Rating:  Summary: Oates is right.... Review: Jonathan Safran Foer must have been one of those creative, mercurial children whose imagination got him into a lot of trouble with his parents. As a first-time novelist, his depth, his imaginative glances at love and life, his use of language, his wit all lend to a prodigious talent. The first thing that attracted me to the book was its cover, black and white and graffiti-like, but the clincher that made me purchase the book was its glowing recommendations by some of my favorite authors: Russell Banks (THE SWEET HEREAFTER and AFFLICTION), Jeffrey Eugenides (THE VIRGIN SUICIDES), and Joyce Carol Oates, who says the most accurate statement about the author: "He will win your admiration, and he will break your heart," which he thoroughly does without fear and without trepidation. There are three main characters: the hero, also called Jonathan Safran Foer, who travels to the Ukraine in an attempt to find a woman who once saved his grandfather from the Nazis. The story uses several Jewish anecdotes, but it does not get bogged down in Holocaust miseries. The tone remains triumphant, even among such miseries, tears, and pain. Alex, Foer's Ukrainian guide, is the life of the story though. He starts out hilarious with his overly-enthusiastic thesaurus usage (exchanging "exhausted" for "fatigued"---I fatigued the phone book looking for the number---or "dub" for "call"---Do not dub me that!), but we slowly learn about his true heart and love for his family. The sections of the novel in which Alex must translate that Foer is a vegetarian and does not eat meat are hilarious. Finally, in a fantastical history that Foer tells in order to describe his family heritage, we meet Brod, whose father is not her father, who is the envy of her town, and who loves a man who beats her. The mood of the novel switches rapidly, through romance, comedy, tragedy, sentimentalism, self-indulgence, irreverance, wit, charm, and magic, but mostly, Oates's quote tends to be the most true: Foer will break your heart, but he will heal it as well.

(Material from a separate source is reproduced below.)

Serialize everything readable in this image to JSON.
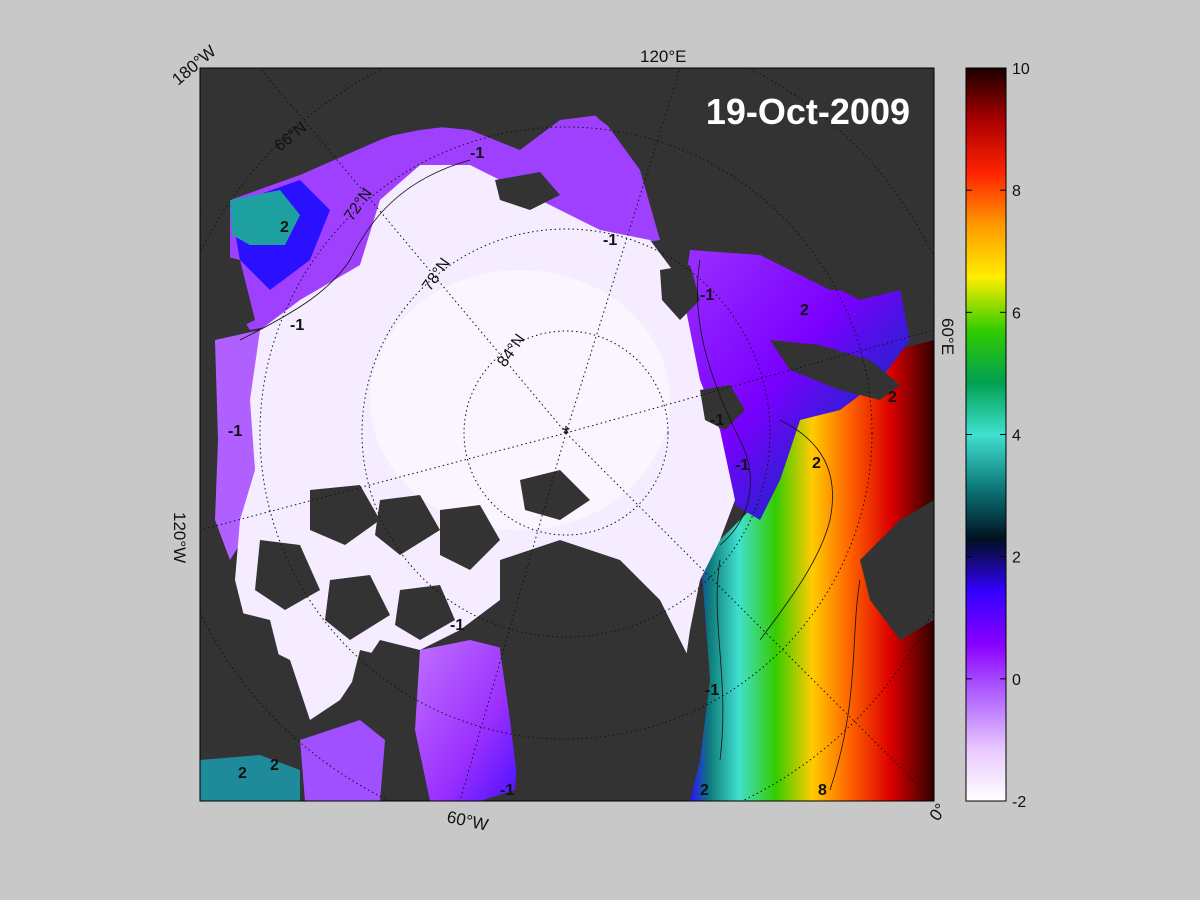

Rating:  Summary: Not to be missed Review: It's very rare to find a novel this good, no matter what the age of the author. I think that this one will be remembered as one of the classics of late-20th c. (or is it early-21st c.?) fiction. The style reminds me of Swift, or, more recently, of Garbriel Garcia Marquez or John Barthes. Foer takes on grand themes with irreverent humor and a sense of the fantastic. His imagination ranges wildly, but he never loses touch with the human. I am looking forward to reading whatever he writes next.

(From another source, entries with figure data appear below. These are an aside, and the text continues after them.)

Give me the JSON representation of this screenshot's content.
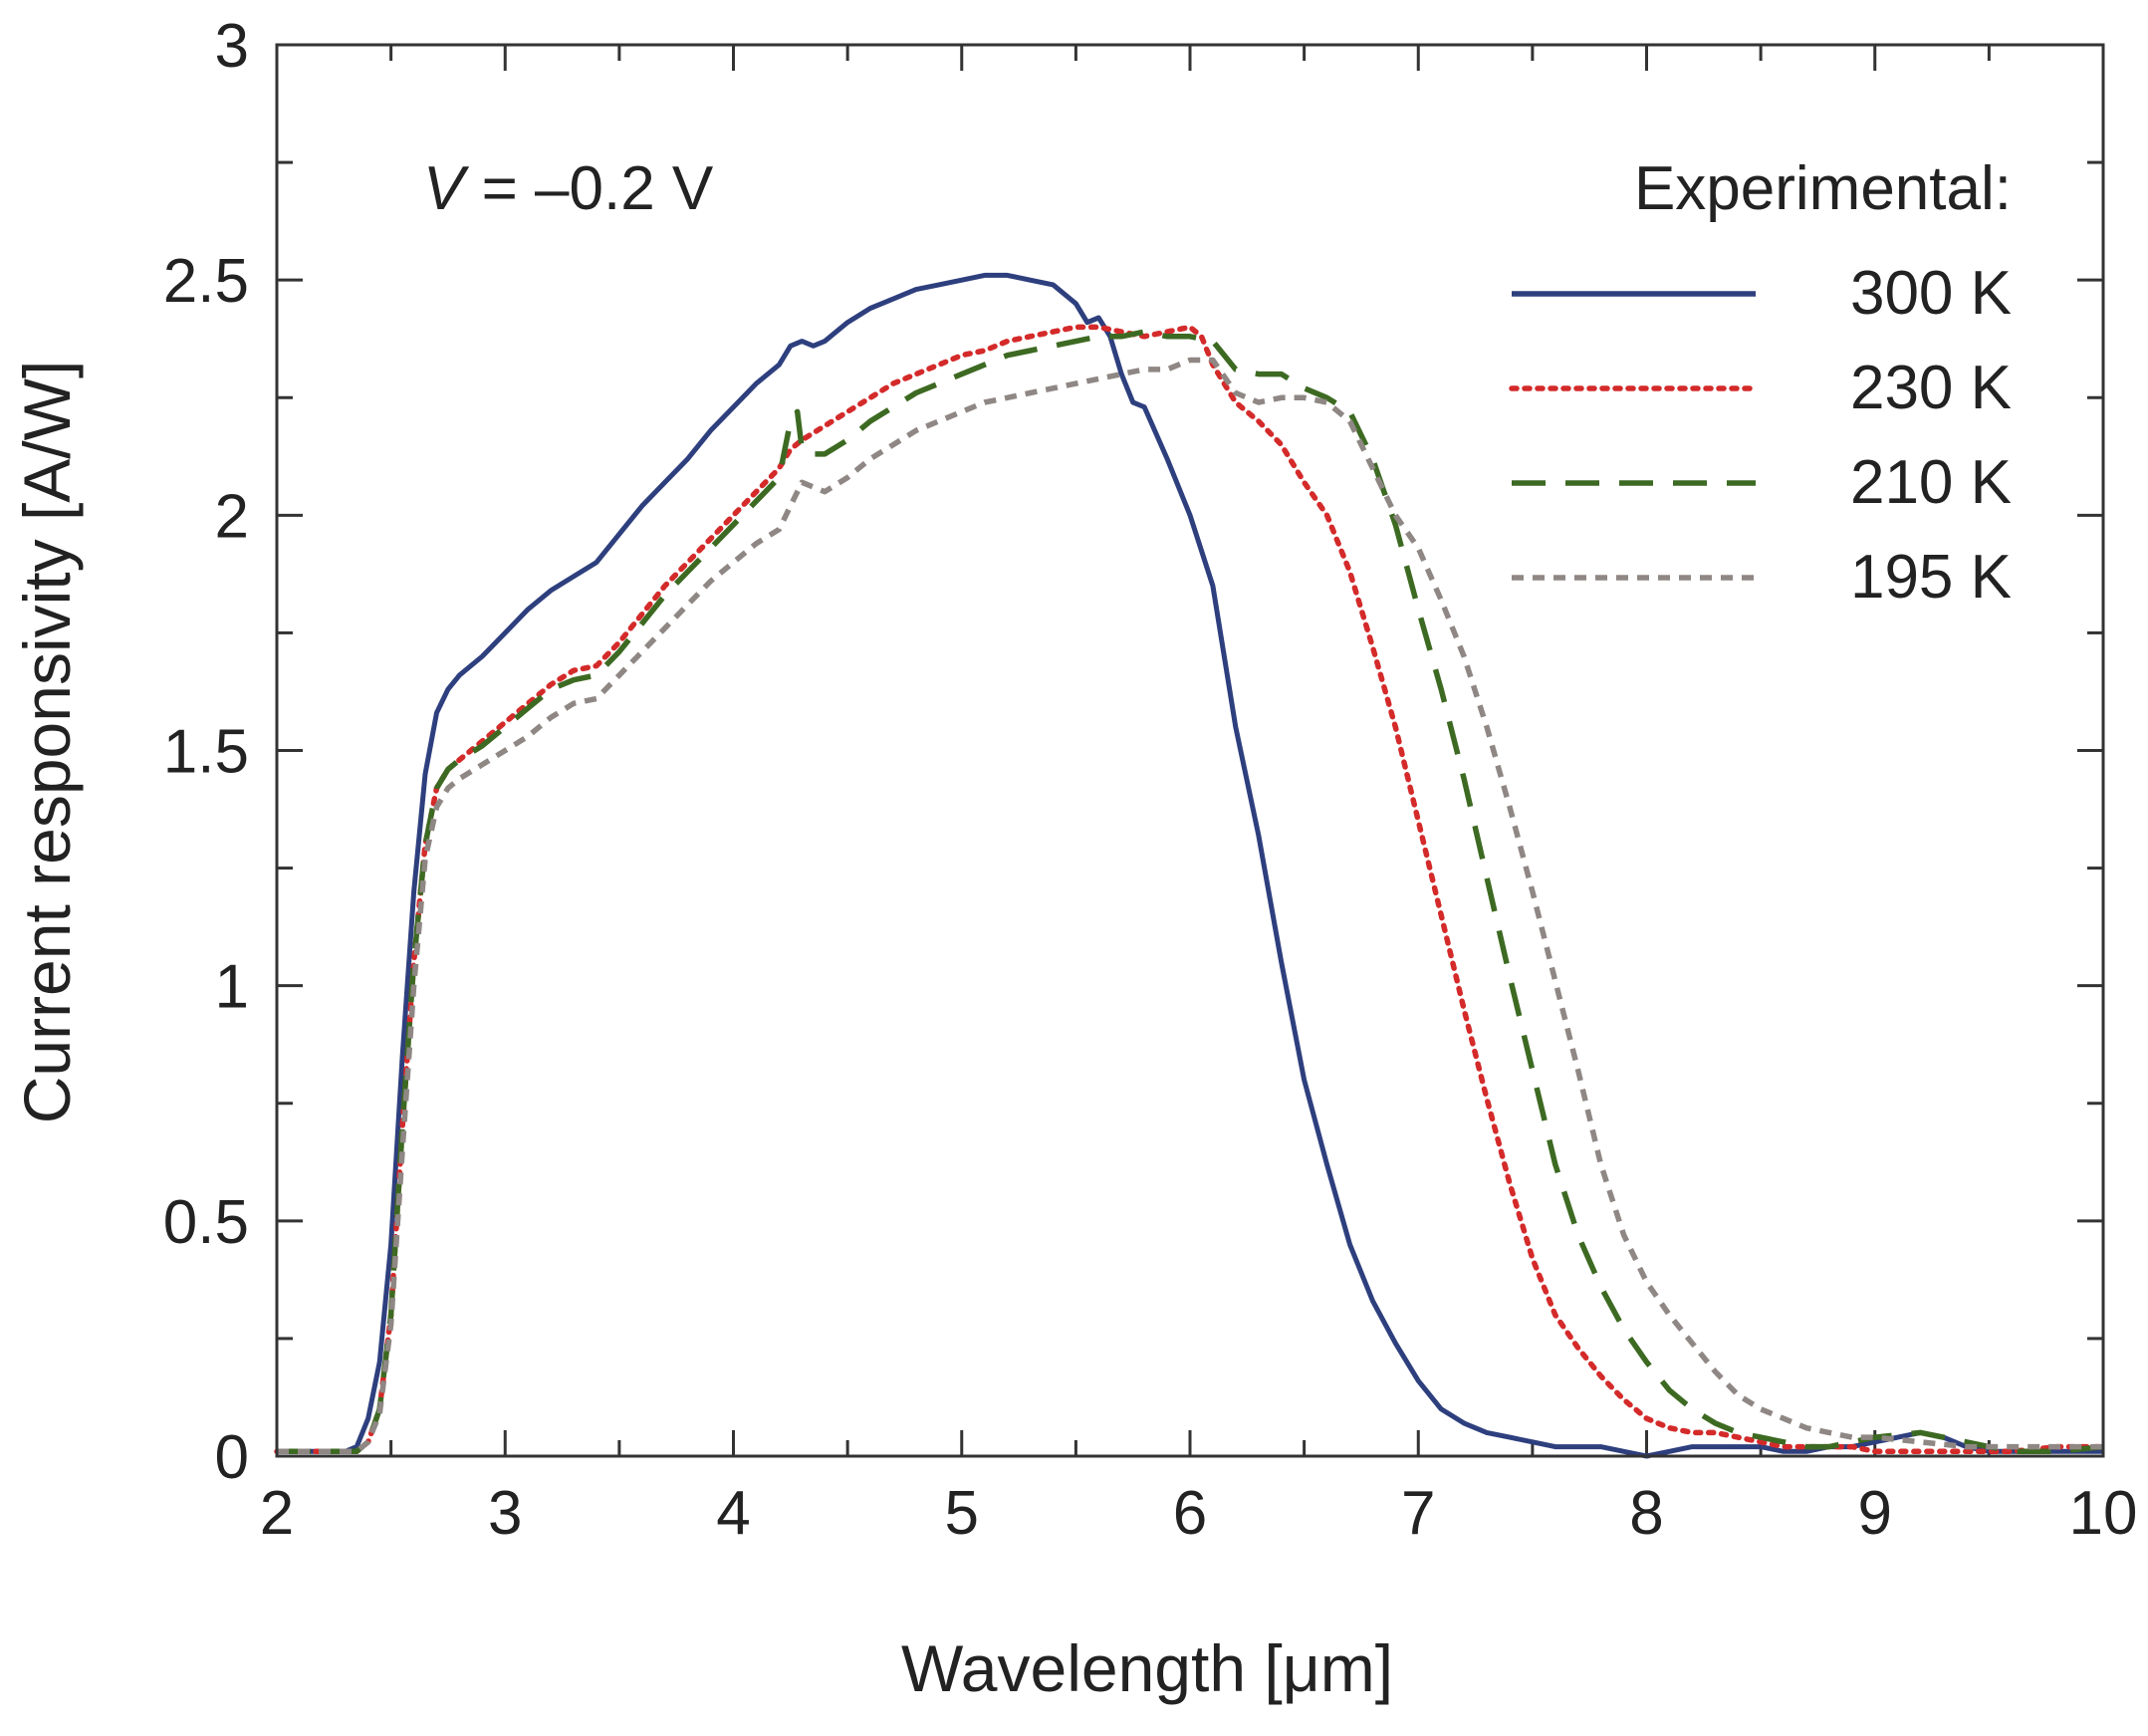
{
  "chart_data": {
    "type": "line",
    "title": "",
    "xlabel": "Wavelength [μm]",
    "ylabel": "Current responsivity [A/W]",
    "xlim": [
      2,
      10
    ],
    "ylim": [
      0,
      3
    ],
    "xticks": [
      2,
      3,
      4,
      5,
      6,
      7,
      8,
      9,
      10
    ],
    "xtick_labels": [
      "2",
      "3",
      "4",
      "5",
      "6",
      "7",
      "8",
      "9",
      "10"
    ],
    "yticks": [
      0,
      0.5,
      1,
      1.5,
      2,
      2.5,
      3
    ],
    "ytick_labels": [
      "0",
      "0.5",
      "1",
      "1.5",
      "2",
      "2.5",
      "3"
    ],
    "annotation": {
      "var": "V",
      "rest": " = –0.2 V"
    },
    "legend_title": "Experimental:",
    "legend_position": "top-right",
    "grid": false,
    "series": [
      {
        "name": "300 K",
        "color": "#2e3f7e",
        "style": "solid",
        "x": [
          2.0,
          2.1,
          2.2,
          2.3,
          2.35,
          2.4,
          2.45,
          2.5,
          2.55,
          2.6,
          2.65,
          2.7,
          2.75,
          2.8,
          2.9,
          3.0,
          3.1,
          3.2,
          3.3,
          3.4,
          3.5,
          3.6,
          3.7,
          3.8,
          3.9,
          4.0,
          4.1,
          4.2,
          4.25,
          4.3,
          4.35,
          4.4,
          4.5,
          4.6,
          4.7,
          4.8,
          4.9,
          5.0,
          5.1,
          5.2,
          5.3,
          5.4,
          5.5,
          5.55,
          5.6,
          5.65,
          5.7,
          5.75,
          5.8,
          5.9,
          6.0,
          6.1,
          6.2,
          6.3,
          6.4,
          6.5,
          6.6,
          6.7,
          6.8,
          6.9,
          7.0,
          7.1,
          7.2,
          7.3,
          7.4,
          7.5,
          7.6,
          7.7,
          7.8,
          7.9,
          8.0,
          8.1,
          8.2,
          8.3,
          8.4,
          8.5,
          8.6,
          8.7,
          8.8,
          8.9,
          9.0,
          9.1,
          9.2,
          9.3,
          9.4,
          9.5,
          9.6,
          9.7,
          9.8,
          9.9,
          10.0
        ],
        "y": [
          0.01,
          0.01,
          0.01,
          0.01,
          0.02,
          0.08,
          0.2,
          0.45,
          0.85,
          1.2,
          1.45,
          1.58,
          1.63,
          1.66,
          1.7,
          1.75,
          1.8,
          1.84,
          1.87,
          1.9,
          1.96,
          2.02,
          2.07,
          2.12,
          2.18,
          2.23,
          2.28,
          2.32,
          2.36,
          2.37,
          2.36,
          2.37,
          2.41,
          2.44,
          2.46,
          2.48,
          2.49,
          2.5,
          2.51,
          2.51,
          2.5,
          2.49,
          2.45,
          2.41,
          2.42,
          2.38,
          2.3,
          2.24,
          2.23,
          2.12,
          2.0,
          1.85,
          1.55,
          1.32,
          1.05,
          0.8,
          0.62,
          0.45,
          0.33,
          0.24,
          0.16,
          0.1,
          0.07,
          0.05,
          0.04,
          0.03,
          0.02,
          0.02,
          0.02,
          0.01,
          0.0,
          0.01,
          0.02,
          0.02,
          0.02,
          0.02,
          0.01,
          0.01,
          0.02,
          0.02,
          0.03,
          0.04,
          0.05,
          0.04,
          0.02,
          0.01,
          0.01,
          0.01,
          0.01,
          0.01,
          0.01
        ]
      },
      {
        "name": "230 K",
        "color": "#d42a2a",
        "style": "dotted",
        "x": [
          2.0,
          2.1,
          2.2,
          2.3,
          2.35,
          2.4,
          2.45,
          2.5,
          2.55,
          2.6,
          2.65,
          2.7,
          2.75,
          2.8,
          2.9,
          3.0,
          3.1,
          3.2,
          3.3,
          3.4,
          3.5,
          3.6,
          3.7,
          3.8,
          3.9,
          4.0,
          4.1,
          4.2,
          4.25,
          4.3,
          4.4,
          4.5,
          4.6,
          4.7,
          4.8,
          4.9,
          5.0,
          5.1,
          5.2,
          5.3,
          5.4,
          5.5,
          5.6,
          5.7,
          5.8,
          5.9,
          6.0,
          6.05,
          6.1,
          6.2,
          6.3,
          6.4,
          6.5,
          6.6,
          6.7,
          6.8,
          6.9,
          7.0,
          7.1,
          7.2,
          7.3,
          7.4,
          7.5,
          7.6,
          7.7,
          7.8,
          7.9,
          8.0,
          8.1,
          8.2,
          8.3,
          8.4,
          8.5,
          8.6,
          8.7,
          8.8,
          8.9,
          9.0,
          9.2,
          9.4,
          9.6,
          9.8,
          10.0
        ],
        "y": [
          0.01,
          0.01,
          0.01,
          0.01,
          0.01,
          0.03,
          0.1,
          0.3,
          0.7,
          1.05,
          1.3,
          1.42,
          1.46,
          1.48,
          1.52,
          1.56,
          1.6,
          1.64,
          1.67,
          1.68,
          1.73,
          1.79,
          1.85,
          1.9,
          1.95,
          2.0,
          2.05,
          2.1,
          2.14,
          2.16,
          2.19,
          2.22,
          2.25,
          2.28,
          2.3,
          2.32,
          2.34,
          2.35,
          2.37,
          2.38,
          2.39,
          2.4,
          2.4,
          2.39,
          2.38,
          2.39,
          2.4,
          2.38,
          2.32,
          2.24,
          2.2,
          2.15,
          2.07,
          2.0,
          1.88,
          1.72,
          1.55,
          1.35,
          1.15,
          0.95,
          0.76,
          0.58,
          0.42,
          0.3,
          0.23,
          0.17,
          0.12,
          0.08,
          0.06,
          0.05,
          0.05,
          0.04,
          0.03,
          0.02,
          0.02,
          0.02,
          0.02,
          0.01,
          0.01,
          0.01,
          0.01,
          0.02,
          0.02
        ]
      },
      {
        "name": "210 K",
        "color": "#3d6a22",
        "style": "dashed",
        "x": [
          2.0,
          2.1,
          2.2,
          2.3,
          2.35,
          2.4,
          2.45,
          2.5,
          2.55,
          2.6,
          2.65,
          2.7,
          2.75,
          2.8,
          2.9,
          3.0,
          3.1,
          3.2,
          3.3,
          3.4,
          3.5,
          3.6,
          3.7,
          3.8,
          3.9,
          4.0,
          4.1,
          4.2,
          4.25,
          4.28,
          4.3,
          4.35,
          4.4,
          4.5,
          4.6,
          4.7,
          4.8,
          4.9,
          5.0,
          5.1,
          5.2,
          5.3,
          5.4,
          5.5,
          5.6,
          5.7,
          5.8,
          5.9,
          6.0,
          6.1,
          6.15,
          6.2,
          6.3,
          6.4,
          6.5,
          6.6,
          6.7,
          6.8,
          6.9,
          7.0,
          7.1,
          7.2,
          7.3,
          7.4,
          7.5,
          7.6,
          7.7,
          7.8,
          7.9,
          8.0,
          8.1,
          8.2,
          8.3,
          8.4,
          8.5,
          8.6,
          8.7,
          8.8,
          8.9,
          9.0,
          9.2,
          9.4,
          9.6,
          9.8,
          10.0
        ],
        "y": [
          0.01,
          0.01,
          0.01,
          0.01,
          0.01,
          0.03,
          0.1,
          0.3,
          0.7,
          1.05,
          1.3,
          1.42,
          1.46,
          1.48,
          1.51,
          1.55,
          1.59,
          1.63,
          1.65,
          1.66,
          1.71,
          1.77,
          1.83,
          1.88,
          1.93,
          1.98,
          2.03,
          2.08,
          2.2,
          2.22,
          2.14,
          2.13,
          2.13,
          2.16,
          2.2,
          2.23,
          2.26,
          2.28,
          2.3,
          2.32,
          2.34,
          2.35,
          2.36,
          2.37,
          2.38,
          2.38,
          2.39,
          2.38,
          2.38,
          2.37,
          2.34,
          2.31,
          2.3,
          2.3,
          2.27,
          2.25,
          2.22,
          2.12,
          1.98,
          1.8,
          1.63,
          1.44,
          1.23,
          1.02,
          0.82,
          0.62,
          0.47,
          0.36,
          0.27,
          0.2,
          0.14,
          0.1,
          0.07,
          0.05,
          0.04,
          0.03,
          0.02,
          0.02,
          0.03,
          0.04,
          0.05,
          0.03,
          0.01,
          0.01,
          0.02
        ]
      },
      {
        "name": "195 K",
        "color": "#8f8784",
        "style": "short-dashed",
        "x": [
          2.0,
          2.1,
          2.2,
          2.3,
          2.35,
          2.4,
          2.45,
          2.5,
          2.55,
          2.6,
          2.65,
          2.7,
          2.75,
          2.8,
          2.9,
          3.0,
          3.1,
          3.2,
          3.3,
          3.4,
          3.5,
          3.6,
          3.7,
          3.8,
          3.9,
          4.0,
          4.1,
          4.2,
          4.25,
          4.3,
          4.35,
          4.4,
          4.5,
          4.6,
          4.7,
          4.8,
          4.9,
          5.0,
          5.1,
          5.2,
          5.3,
          5.4,
          5.5,
          5.6,
          5.7,
          5.8,
          5.9,
          6.0,
          6.1,
          6.2,
          6.3,
          6.4,
          6.5,
          6.6,
          6.7,
          6.8,
          6.9,
          7.0,
          7.1,
          7.2,
          7.3,
          7.4,
          7.5,
          7.6,
          7.7,
          7.8,
          7.9,
          8.0,
          8.1,
          8.2,
          8.3,
          8.4,
          8.5,
          8.6,
          8.7,
          8.8,
          8.9,
          9.0,
          9.2,
          9.4,
          9.6,
          9.8,
          10.0
        ],
        "y": [
          0.01,
          0.01,
          0.01,
          0.01,
          0.01,
          0.03,
          0.09,
          0.28,
          0.65,
          1.0,
          1.27,
          1.38,
          1.42,
          1.44,
          1.47,
          1.5,
          1.53,
          1.57,
          1.6,
          1.61,
          1.66,
          1.71,
          1.76,
          1.81,
          1.86,
          1.9,
          1.94,
          1.97,
          2.02,
          2.07,
          2.06,
          2.05,
          2.08,
          2.12,
          2.15,
          2.18,
          2.2,
          2.22,
          2.24,
          2.25,
          2.26,
          2.27,
          2.28,
          2.29,
          2.3,
          2.31,
          2.31,
          2.33,
          2.33,
          2.26,
          2.24,
          2.25,
          2.25,
          2.24,
          2.2,
          2.1,
          2.0,
          1.93,
          1.82,
          1.7,
          1.55,
          1.38,
          1.2,
          1.01,
          0.82,
          0.62,
          0.47,
          0.37,
          0.3,
          0.24,
          0.18,
          0.13,
          0.1,
          0.08,
          0.06,
          0.05,
          0.04,
          0.04,
          0.03,
          0.02,
          0.02,
          0.02,
          0.02
        ]
      }
    ]
  }
}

Rating:  Summary: I'm in love with Jonathan Safran Foer Review: When I read a piece of this book in The New Yorker some months back, I found myself laughing out loud with delight. (At the time I had a Ukrainian boyfriend struggling with his English, so I found Alex's mixed-up language both incredibly accurate and very close to home.) But I wasn't delighted merely because the writing is so clever. There is also something refreshingly innocent about Foer's writing, something that feels very pure, very new, and, well, BIG. I thought, "Thank God...a real talent arrives!" And the book bears that out. I look forward to the career of Jonathan Safran Foer...my new literary crush.